It’s literally not this. Proof-of-stake is basically saying “I’m allowed to author the next block because some math formula says a coin I hold is eligible to do this, and here’s a signature proving I own the coin”. It’s not proof-of-work, it’s proof-of-ownership.
It’s literally this (I’m relying on the dictionary defintion of literally which also includes figuratively.
You’re right about proof of stake, in that it gives the machine the ability to write the next block. But that machine still has to do work. That work still must be proved. The only difference is because the machine was picked it doesn’t have to compete with millions of other machines doing the same work.
I’m sure you realize the work involved in Proof of Work isn’t really all that much work for your machine to do, it’s more about getting that work done faster than any other machine you are competing with. So, Proof of Work is more aptly “race to the right answer” with other machines validating that correct answer. Redundency and verification in computer systems is a good thing, but we don’t need millions of machines running the same verification.
As for which machine gets picked, that’s based on the amount of coin staked in that validator / miner / processor / machine / whatever you want to call it. So in a simplified example if 50% of the coins were staked at validator A, 25% at validator B and 25 more validators each at 1%, those percentages are a sort of weighting of the roll of a dice to favor those validators to that amount.
As a validator, you still have to do the work, possibly of other validators (redundency, etc…). If the system picks validator A to mine the next block and validators B and C to confirm validator A did it correctly, validator A earns the reward for that block. The only reason validator A got a chance to do this was because of the people who staked with validator A, so validator A rewards everyone who staked a percent of the reward based on how much each address has staked with validator A. This gives person who stakes with that validator an incentive to do so.
If on the other hand validator A submits the work and it is considered invalid by the other validators, the network (not sure of specifics, contracts I imagone) can pull from the funds from the validator which would be missing from the invalid block, hurting the validator and providing the validator an incentive to correctly validate the work.
If the systems were the same in this hypthetical example, with validator A, B and 25 more validators (a total of 27), with a hypothetical 2 validators validating the chosen validator, we have the same mechanism of action going on cryptographly, (doing the work of validating transactions and trying to write to the block chain, being stopped by other machines to cross-check that it is correct), you have 3 machines running in proof of stake vs proof of work’s 27 machines. There’s still 1 winner of that 27vs1, but the proof-of-stake system has weighed the chance of the winner at who has the most at stake, or who people have entrusted the most with their coins; whereas the proof-of-work system is largely left up to the 3 fastest machines, usually determined not by processing power but by network speed and geographic location.
It’s literally this (I’m relying on the dictionary defintion of literally which also includes figuratively.
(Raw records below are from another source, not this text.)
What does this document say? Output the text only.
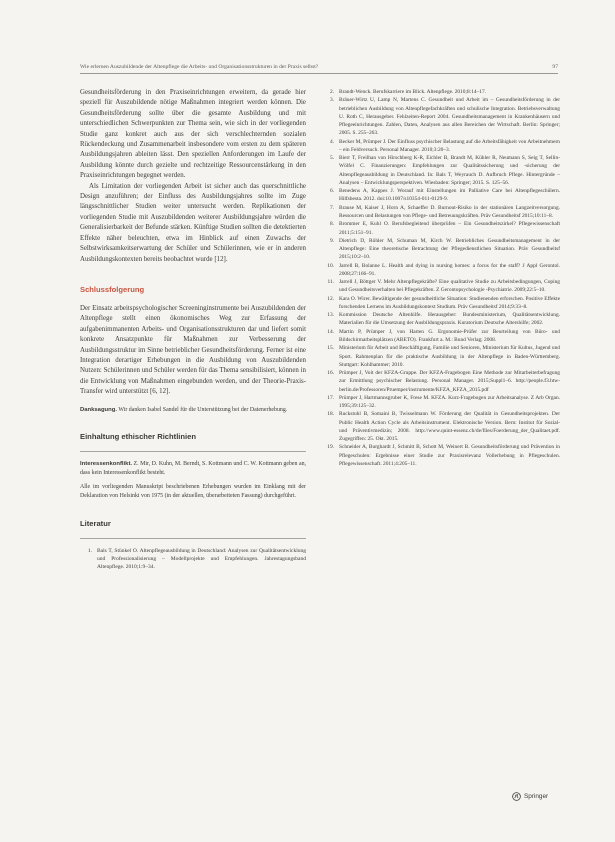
Wie erlernen Auszubildende der Altenpflege die Arbeits- und Organisationsstrukturen in der Praxis selbst?	97

Gesundheitsförderung in den Praxiseinrichtungen erweitern, da gerade hier speziell für Auszubildende nötige Maßnahmen integriert werden können. Die Gesundheitsförderung sollte über die gesamte Ausbildung und mit unterschiedlichen Schwerpunkten zur Thema sein, wie sich in der vorliegenden Studie ganz konkret auch aus der sich verschlechternden sozialen Rückendeckung und Zusammenarbeit insbesondere vom ersten zu dem späteren Ausbildungsjahren ableiten lässt. Den speziellen Anforderungen im Laufe der Ausbildung könnte durch gezielte und rechtzeitige Ressourcenstärkung in den Praxiseinrichtungen begegnet werden.

Als Limitation der vorliegenden Arbeit ist sicher auch das querschnittliche Design anzuführen; der Einfluss des Ausbildungsjahres sollte im Zuge längsschnittlicher Studien weiter untersucht werden. Replikationen der vorliegenden Studie mit Auszubildenden weiterer Ausbildungsjahre würden die Generalisierbarkeit der Befunde stärken. Künftige Studien sollten die detektierten Effekte näher beleuchten, etwa im Hinblick auf einen Zuwachs der Selbstwirksamkeitserwartung der Schüler und Schülerinnen, wie er in anderen Ausbildungskontexten bereits beobachtet wurde [12].

Schlussfolgerung

Der Einsatz arbeitspsychologischer Screeninginstrumente bei Auszubildenden der Altenpflege stellt einen ökonomisches Weg zur Erfassung der aufgabenimmanenten Arbeits- und Organisationsstrukturen dar und liefert somit konkrete Ansatzpunkte für Maßnahmen zur Verbesserung der Ausbildungsstruktur im Sinne betrieblicher Gesundheitsförderung. Ferner ist eine Integration derartiger Erhebungen in die Ausbildung von Auszubildenden Nutzen: Schülerinnen und Schüler werden für das Thema sensibilisiert, können in die Entwicklung von Maßnahmen eingebunden werden, und der Theorie-Praxis-Transfer wird unterstützt [6, 12].

Danksagung. Wir danken Isabel Sandel für die Unterstützung bei der Datenerhebung.

Einhaltung ethischer Richtlinien

Interessenkonflikt. Z. Mir, D. Kuhn, M. Berndt, S. Kottmann und C. W. Kottmann geben an, dass kein Interessenkonflikt besteht.

Alle im vorliegenden Manuskript beschriebenen Erhebungen wurden im Einklang mit der Deklaration von Helsinki von 1975 (in der aktuellen, überarbeiteten Fassung) durchgeführt.

Literatur
1. Bals T, Stünkel O. Altenpflegeausbildung in Deutschland: Analysen zur Qualitätsentwicklung und Professionalisierung – Modellprojekte und Empfehlungen. Jahrestagungsband Altenpflege. 2010;1:9–34.
2. Brandt-Wenck. Berufskarriere im Blick. Altenpflege. 2010;8:14–17.
3. Bräuer-Wirtz U, Lamp N, Martens C. Gesundheit und Arbeit im – Gesundheitsförderung in der betrieblichen Ausbildung von Altenpflegefachkräften und schulische Integration. Betriebsverwaltung U. Roth C, Herausgeber. Fehlzeiten-Report 2004. Gesundheitsmanagement in Krankenhäusern und Pflegeeinrichtungen. Zahlen, Daten, Analysen aus allen Bereichen der Wirtschaft. Berlin: Springer; 2005. S. 255–263.
4. Becker M, Prümper J. Der Einfluss psychischer Belastung auf die Arbeitsfähigkeit von Arbeitnehmern – ein Feldversuch. Personal Manager. 2010;3:20–3.
5. Bierr T, Freilhan von Hirschberg K-R, Eichler B, Brandt M, Kühler R, Neumann S, Seig T, Sellin-Wölfel C. Finanzierungen: Empfehlungen zur Qualitätssicherung und -sicherung der Altenpflegeausbildung in Deutschland. In: Bals T, Weyrauch D. Aufbruch Pflege. Hintergründe – Analysen – Entwicklungsperspektiven. Wiesbaden: Springer; 2015. S. 125–56.
6. Benedens A, Kappes J. Worauf mit Einstellungen im Palliative Care bei Altenpflegeschülern. Hilfsbesta. 2012. doi:10.1007/s10354-011-0129-9.
7. Brause M, Kaiser J, Horn A, Schaeffer D. Burnout-Risiko in der stationären Langzeitversorgung. Ressourcen und Belastungen von Pflege- und Betreuungskräften. Präv Gesundheitsf 2015;10:11–8.
8. Brommer E, Kuhl O. Berufsbegleitend überprüfen – Ein Gesundheitszirkel? Pflegewissenschaft 2011;5:151–91.
9. Dietrich D, Röhler M, Schuman M, Kirch W. Betriebliches Gesundheitsmanagement in der Altenpflege: Eine theoretische Betrachtung der Pflegedienstlichen Situation. Präv Gesundheitsf 2015;10:2–10.
10. Jarrell B, Bolanne L. Health and dying in nursing homes: a focus for the staff? J Appl Gerontol. 2008;27:166–91.
11. Jarrell J, Böttger V. Mehr Altenpflegekräfte? Eine qualitative Studie zu Arbeitsbedingungen, Coping und Gesundheitsverhalten bei Pflegekräften. Z Gerontopsychologie -Psychiatrie. 2009;22:5–10.
12. Kara O. Wirer. Bewältigende der gesundheitliche Situation: Studienenden erforschen. Positive Effekte forschenden Lernens im Ausbildungskontext Studium. Präv Gesundheitsf 2014;9:33–8.
13. Kommission Deutsche Altenhilfe. Herausgeber: Bundesministerium, Qualitätsentwicklung. Materialien für die Umsetzung der Ausbildungspraxis. Kuratorium Deutsche Altershilfe; 2002.
14. Martin P, Prümper J, von Harten G. Ergonomie-Prüfer zur Beurteilung von Büro- und Bildschirmarbeitsplätzen (ABETO). Frankfurt a. M.: Bund Verlag; 2008.
15. Ministerium für Arbeit und Beschäftigung, Familie und Senioren, Ministerium für Kultus, Jugend und Sport. Rahmenplan für die praktische Ausbildung in der Altenpflege in Baden-Württemberg. Stuttgart: Kohlhammer; 2010.
16. Prümper J, Voit der KFZA-Gruppe. Der KFZA-Fragebogen Eine Methode zur Mitarbeiterbefragung zur Ermittlung psychischer Belastung. Personal Manager. 2015;Suppl1–6. http://people.f3.htw-berlin.de/Professoren/Pruemper/instrumente/KFZA_KFZA_2015.pdf
17. Prümper J, Hartmannsgruber K, Frese M. KFZA. Kurz-Fragebogen zur Arbeitsanalyse. Z Arb Organ. 1995;39:125–32.
18. Ruckstuhl B, Somaini B, Twisselmann W. Förderung der Qualität in Gesundheitsprojekten. Der Public Health Action Cycle als Arbeitsinstrument. Elektronische Version. Bern: Institut für Sozial- und Präventivmedizin; 2008. http://www.quint-essenz.ch/de/files/Foerderung_der_Qualitaet.pdf. Zugegriffen: 25. Okt. 2015.
19. Schneider A, Burghardt J, Schmitt B, Schott M, Weinert B. Gesundheitsförderung und Prävention in Pflegeschulen: Ergebnisse einer Studie zur Praxisrelevanz Vollerhebung in Pflegeschulen. Pflegewissenschaft. 2011;4:205–11.
Springer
You’re right about proof of stake, in that it gives the machine the ability to write the next block. But that machine still has to do work. That work still must be proved. The only difference is because the machine was picked it doesn’t have to compete with millions of other machines doing the same work.
I’m sure you realize the work involved in Proof of Work isn’t really all that much work for your machine to do, it’s more about getting that work done faster than any other machine you are competing with. So, Proof of Work is more aptly “race to the right answer” with other machines validating that correct answer. Redundency and verification in computer systems is a good thing, but we don’t need millions of machines running the same verification.
As for which machine gets picked, that’s based on the amount of coin staked in that validator / miner / processor / machine / whatever you want to call it. So in a simplified example if 50% of the coins were staked at validator A, 25% at validator B and 25 more validators each at 1%, those percentages are a sort of weighting of the roll of a dice to favor those validators to that amount.
As a validator, you still have to do the work, possibly of other validators (redundency, etc…). If the system picks validator A to mine the next block and validators B and C to confirm validator A did it correctly, validator A earns the reward for that block. The only reason validator A got a chance to do this was because of the people who staked with validator A, so validator A rewards everyone who staked a percent of the reward based on how much each address has staked with validator A. This gives person who stakes with that validator an incentive to do so.
If on the other hand validator A submits the work and it is considered invalid by the other validators, the network (not sure of specifics, contracts I imagone) can pull from the funds from the validator which would be missing from the invalid block, hurting the validator and providing the validator an incentive to correctly validate the work.
If the systems were the same in this hypthetical example, with validator A, B and 25 more validators (a total of 27), with a hypothetical 2 validators validating the chosen validator, we have the same mechanism of action going on cryptographly, (doing the work of validating transactions and trying to write to the block chain, being stopped by other machines to cross-check that it is correct), you have 3 machines running in proof of stake vs proof of work’s 27 machines. There’s still 1 winner of that 27vs1, but the proof-of-stake system has weighed the chance of the winner at who has the most at stake, or who people have entrusted the most with their coins; whereas the proof-of-work system is largely left up to the 3 fastest machines, usually determined not by processing power but by network speed and geographic location.